London, Oct 11: Indian writer Kiran Desai won Britain's prestigious Man Booker Prize on Tuesday for The Inheritance of Loss, a cross-continental saga that moves from the Himalayas to New York City.
Kiran, daughter of novelist, and three-time Booker Prize nominee, Anita Desai, had been one of the favourites for the $93,000 prize.

"To my mother, I owe a debt so profound and so great that this book feels as much hers as it does mine," Kiran said as she accepted her award. "It was written in her company and in her witness and in her kindness."
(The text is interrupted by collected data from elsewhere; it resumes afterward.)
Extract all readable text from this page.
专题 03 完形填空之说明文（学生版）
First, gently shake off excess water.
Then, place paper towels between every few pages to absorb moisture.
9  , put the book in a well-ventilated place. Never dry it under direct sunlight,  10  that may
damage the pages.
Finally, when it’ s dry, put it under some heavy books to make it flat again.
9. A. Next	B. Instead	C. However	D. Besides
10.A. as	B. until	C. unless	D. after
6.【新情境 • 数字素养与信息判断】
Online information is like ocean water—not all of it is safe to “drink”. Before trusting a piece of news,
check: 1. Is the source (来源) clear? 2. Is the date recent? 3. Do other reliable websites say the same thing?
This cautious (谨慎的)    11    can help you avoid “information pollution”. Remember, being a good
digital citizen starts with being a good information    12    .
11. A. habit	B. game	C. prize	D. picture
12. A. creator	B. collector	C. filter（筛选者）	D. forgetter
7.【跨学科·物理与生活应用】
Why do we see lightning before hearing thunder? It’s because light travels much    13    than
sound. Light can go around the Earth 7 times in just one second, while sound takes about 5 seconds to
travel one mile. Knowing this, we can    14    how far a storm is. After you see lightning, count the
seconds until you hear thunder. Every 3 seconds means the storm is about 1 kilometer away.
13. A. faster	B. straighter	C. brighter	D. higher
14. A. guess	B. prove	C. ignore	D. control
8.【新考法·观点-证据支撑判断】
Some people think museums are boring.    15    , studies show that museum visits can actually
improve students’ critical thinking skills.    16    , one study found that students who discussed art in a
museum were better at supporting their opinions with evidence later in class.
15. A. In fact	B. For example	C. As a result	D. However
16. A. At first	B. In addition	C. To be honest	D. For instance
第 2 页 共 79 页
Judges deliberated for two hours before making their decision, hailing Kiran’s work as "a magnificent novel of humane breadth and wisdom, comic tenderness and powerful political acuteness."

"The remarkable thing about Kiran Desai is that she is aware of her Anglo-Indian inheritance — of (V S) Naipaul and (R K) Narayan and (Salman) Rushdie — but she does something pioneering," said Hermione Lee, chairman of the judges.

"She seems to jump on from those traditions and create something which is absolutely of its own. The book is movingly strong in its humanity and I think that in the end is why it won."

Kiran, educated in India, England and the United States, published her first novel, Hullabaloo in the Guava Orchard, in 1998. The Inheritance of Loss is her second book.